# meals on the auto train



## granny1 (Sep 7, 2015)

This question for the experience riders of the auto train. Will be able to request our meals in our room instead of going to the diner, my husband can't walk long distance because of nerve problems in his legs, was just wondering what we had to do.. Thanks for the replys..


----------



## FormerOBS (Sep 7, 2015)

Virtually all Amtrak long distance trains have a significant number of riders who are up in years, because retirement is the time when people have the opportunity and the time to take these long trips. Unfortunately, physical problems often come along with retirement. Auto Train, in particular, has a very high proportion of retirees. Most of them go to the dining car for meals, but there is always a significant number who have to be served at their seats in the coach section, or in their rooms in the sleepers.

That's a long way of saying the Auto Train onboard service staff has been serving passengers with these special needs for years, and you should have no trouble getting your needs met. You said "in our room", so I assume you're traveling in a sleeper. You will have an opportunity to talk with your car attendant when you board, or shortly thereafter. You didn't mention whether your husband has trouble negotiating stairs in the Auto Train's double-deck Superliner cars. This could be another factor. Ask your attendant how far away the diner is. It might be right next door, or it might be as many as four cars away. When you talk with your attendant, you can agree on a mutually acceptable time for your meals (both dinner and breakfast), time for the attendant to put down the beds, etc. Your attendant will also be providing similar services for other passengers in your car. Good communication and timely notification can help the attendant to serve everybody better.
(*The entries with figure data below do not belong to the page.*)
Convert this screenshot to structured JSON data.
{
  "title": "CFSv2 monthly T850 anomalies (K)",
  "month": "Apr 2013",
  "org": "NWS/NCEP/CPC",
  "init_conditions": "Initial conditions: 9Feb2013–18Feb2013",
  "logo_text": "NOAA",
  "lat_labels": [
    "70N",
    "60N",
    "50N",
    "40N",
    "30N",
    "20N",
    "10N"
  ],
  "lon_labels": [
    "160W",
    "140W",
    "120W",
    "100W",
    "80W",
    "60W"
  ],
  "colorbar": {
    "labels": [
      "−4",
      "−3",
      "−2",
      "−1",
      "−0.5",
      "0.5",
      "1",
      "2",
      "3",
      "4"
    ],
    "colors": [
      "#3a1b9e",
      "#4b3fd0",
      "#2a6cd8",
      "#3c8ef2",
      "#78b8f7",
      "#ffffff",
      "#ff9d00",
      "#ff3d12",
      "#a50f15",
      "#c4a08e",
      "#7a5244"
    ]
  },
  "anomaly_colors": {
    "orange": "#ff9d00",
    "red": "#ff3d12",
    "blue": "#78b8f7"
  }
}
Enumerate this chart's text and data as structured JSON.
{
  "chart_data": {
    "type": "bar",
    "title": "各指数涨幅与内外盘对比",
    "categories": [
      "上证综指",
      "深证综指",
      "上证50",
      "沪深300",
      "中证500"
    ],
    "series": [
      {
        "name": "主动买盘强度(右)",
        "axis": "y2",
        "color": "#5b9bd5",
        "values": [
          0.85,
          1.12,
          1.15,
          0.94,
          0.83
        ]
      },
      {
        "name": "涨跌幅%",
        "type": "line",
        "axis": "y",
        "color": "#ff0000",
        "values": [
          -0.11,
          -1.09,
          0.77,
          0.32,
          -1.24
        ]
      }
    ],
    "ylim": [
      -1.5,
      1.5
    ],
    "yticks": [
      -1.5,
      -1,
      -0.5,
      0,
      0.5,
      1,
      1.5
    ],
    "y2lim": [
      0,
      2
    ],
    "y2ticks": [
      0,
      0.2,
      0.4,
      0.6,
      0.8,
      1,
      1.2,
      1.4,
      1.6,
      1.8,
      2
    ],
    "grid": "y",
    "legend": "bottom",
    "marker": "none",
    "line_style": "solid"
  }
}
On the Auto Train, it's not at all unusual. It's just another day at the office.

Tom


----------



## FormerOBS (Sep 7, 2015)

If your husband uses a wheelchair, or if he needs a wheelchair to get from the station to your assigned railroad car (it's a L-O-N-G station platform), the ticket agents at the station can arrange for him to be wheeled to the train. At your destination, similar arrangements can be made for detraining. On the very rare occasions when Auto Train personnel fail to provide this kind of help, I believe it is almost always because the need was not explained to them. In the long run, an easier trip for you means an easier trip for the staff, and they know it.

Have a great trip, and tell them Tom said hello.

Tom


----------



## granny1 (Sep 8, 2015)

Thank you for you reply and we will talk to the attendant when we board Yes we are in a sleeper and if the dining car is close he could manage that but not sure if it's a long ways away. No not in a wheel chair and I know the attendents will take good care of us.. I will pass on the HELLO and Thanks again.


----------